OpenOffice failed to open the file.It was throwing below message while opening the file
Read-Error format error discovered in the file in sub-document content.xml at 219,64 (row,column)
Honestly I never faced such problem before.I was wondering whether my conversion program has some issues.But after spending some time I found the conversion program is working fine.The problem was with OpenOffice.So I installed LibreOffice.I tried opening the file in LibreOffice as well.LibreOffice was also throwing the same problem.
After that I mailed the file to my friend with Microsoft Office.The file opened successfully in Microsoft Office.This confirmed my thought that the problem is with OpenOffice only.LibreOffice is based on OpenOffice only.After spending sometime with the file and analyzing the location reported by OpenOffice I was able to solve the problem.
There is not much available on Internet as well about this problem.So I am reproducing all the steps here.Later in the tutorial I will share some observations which might save you lots of time.You can directly modify your file without following below steps.
- Extract the file using 7 Zip.I prefer 7 Zip.But other extraction programs may also work.It is better to extract the file inside a new folder.So that you are aware of all the files generated by extracting the file.
- You can see styles.xml,mimetype,meta.xml and content.xml files inside the extracted folder.Apart from these files there is also META-INF folder.
- Now open the content.xml file with any text editor.I would recommend using Notepad++.Notepad++ is an excellent multi purpose text editor software.I have written separate post on its search and replace capabilities.It can search and replace text in multiple files within a directory.In case you are interested then you can read the post here.
- The problem with Notepad and Wordpad are that they do not show line numbers.So it is tough to find out the problem reason.Notepad++ gives you line numbers.The error message have row and column.The row corresponds to line number.So Notepad++ makes it easier to locate the line in which you have problem.
- Now go to the column to see the character creating the problem.You need to delete the character from your OpenOffice document or use different character in its place.

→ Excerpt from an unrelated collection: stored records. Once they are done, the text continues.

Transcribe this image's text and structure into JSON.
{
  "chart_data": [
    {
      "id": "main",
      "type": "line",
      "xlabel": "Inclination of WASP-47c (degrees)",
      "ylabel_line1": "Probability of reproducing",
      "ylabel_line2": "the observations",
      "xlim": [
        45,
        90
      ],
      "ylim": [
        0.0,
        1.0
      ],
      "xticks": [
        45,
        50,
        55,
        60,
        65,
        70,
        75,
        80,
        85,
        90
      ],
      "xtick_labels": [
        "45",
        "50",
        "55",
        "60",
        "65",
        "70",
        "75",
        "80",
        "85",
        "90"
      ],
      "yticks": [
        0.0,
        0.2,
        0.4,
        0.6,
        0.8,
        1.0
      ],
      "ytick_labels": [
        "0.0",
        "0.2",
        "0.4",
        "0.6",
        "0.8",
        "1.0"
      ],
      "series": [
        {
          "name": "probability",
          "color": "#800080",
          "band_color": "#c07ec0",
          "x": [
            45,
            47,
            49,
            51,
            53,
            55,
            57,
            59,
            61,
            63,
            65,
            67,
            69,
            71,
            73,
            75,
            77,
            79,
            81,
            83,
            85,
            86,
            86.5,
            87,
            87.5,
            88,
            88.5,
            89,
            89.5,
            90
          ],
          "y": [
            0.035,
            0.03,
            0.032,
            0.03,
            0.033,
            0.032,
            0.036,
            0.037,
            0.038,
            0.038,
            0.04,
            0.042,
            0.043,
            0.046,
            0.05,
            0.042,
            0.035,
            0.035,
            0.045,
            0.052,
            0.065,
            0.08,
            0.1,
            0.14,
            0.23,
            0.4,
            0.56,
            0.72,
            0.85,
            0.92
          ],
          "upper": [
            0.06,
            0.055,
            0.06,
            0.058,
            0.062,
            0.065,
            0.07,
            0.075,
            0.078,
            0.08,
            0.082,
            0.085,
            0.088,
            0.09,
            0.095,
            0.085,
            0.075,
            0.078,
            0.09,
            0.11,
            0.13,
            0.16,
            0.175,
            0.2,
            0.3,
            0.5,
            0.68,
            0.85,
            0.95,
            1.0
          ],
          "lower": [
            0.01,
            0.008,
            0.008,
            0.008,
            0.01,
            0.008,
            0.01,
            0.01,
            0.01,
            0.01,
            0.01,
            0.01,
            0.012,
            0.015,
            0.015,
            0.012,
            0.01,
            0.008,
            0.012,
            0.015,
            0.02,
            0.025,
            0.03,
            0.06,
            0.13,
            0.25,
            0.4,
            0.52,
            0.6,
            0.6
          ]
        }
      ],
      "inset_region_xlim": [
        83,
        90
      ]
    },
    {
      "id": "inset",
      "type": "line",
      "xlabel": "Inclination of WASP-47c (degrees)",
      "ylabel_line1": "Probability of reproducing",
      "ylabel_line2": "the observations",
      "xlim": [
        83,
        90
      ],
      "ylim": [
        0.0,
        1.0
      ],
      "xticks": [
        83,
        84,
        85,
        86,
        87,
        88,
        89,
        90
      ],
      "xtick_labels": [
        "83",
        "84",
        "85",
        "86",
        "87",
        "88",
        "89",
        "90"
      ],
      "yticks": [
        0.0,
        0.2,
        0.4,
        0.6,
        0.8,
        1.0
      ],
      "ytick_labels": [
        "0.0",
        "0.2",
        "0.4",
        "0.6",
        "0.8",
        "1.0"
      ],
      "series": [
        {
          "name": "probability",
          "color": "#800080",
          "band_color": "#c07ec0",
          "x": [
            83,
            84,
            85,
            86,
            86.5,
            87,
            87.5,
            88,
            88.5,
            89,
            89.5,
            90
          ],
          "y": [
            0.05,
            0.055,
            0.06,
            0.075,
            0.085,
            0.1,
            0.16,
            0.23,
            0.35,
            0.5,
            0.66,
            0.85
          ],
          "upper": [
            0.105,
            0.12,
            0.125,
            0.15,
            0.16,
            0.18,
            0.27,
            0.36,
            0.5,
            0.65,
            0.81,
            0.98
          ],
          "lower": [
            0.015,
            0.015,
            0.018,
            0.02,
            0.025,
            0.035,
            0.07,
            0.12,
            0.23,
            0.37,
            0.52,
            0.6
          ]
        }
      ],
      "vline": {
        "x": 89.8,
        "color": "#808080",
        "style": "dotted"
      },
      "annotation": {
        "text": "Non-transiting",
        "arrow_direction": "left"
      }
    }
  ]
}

- You can make above modification and save the file.After saving the file you should try opening it again.
- It should work fine.But if not then it will be facing issue in some other row and column.
- You should do same procedure as above for problematic row and column.
I faced this problem many a times while working on above project.The characters causing the problem were & (ampersand) and < (less than symbol). So if you are facing Read Error in sub document at content.xml you can skip above procedure and do as mentioned below. First evaluate impact on your document if you replace & and < with their meaning.If there is no huge impact on your document then you can replace these special characters with their appropriate meaning in the document.After making the changes you can open your document to see if it is working fine. I have not faced problem due to other characters.These were the only two characters.I do not know the reason why these characters were creating the problem.This is may be task of excellent OpenOffice persons.They can make appropriate changes to handle this scenario as well.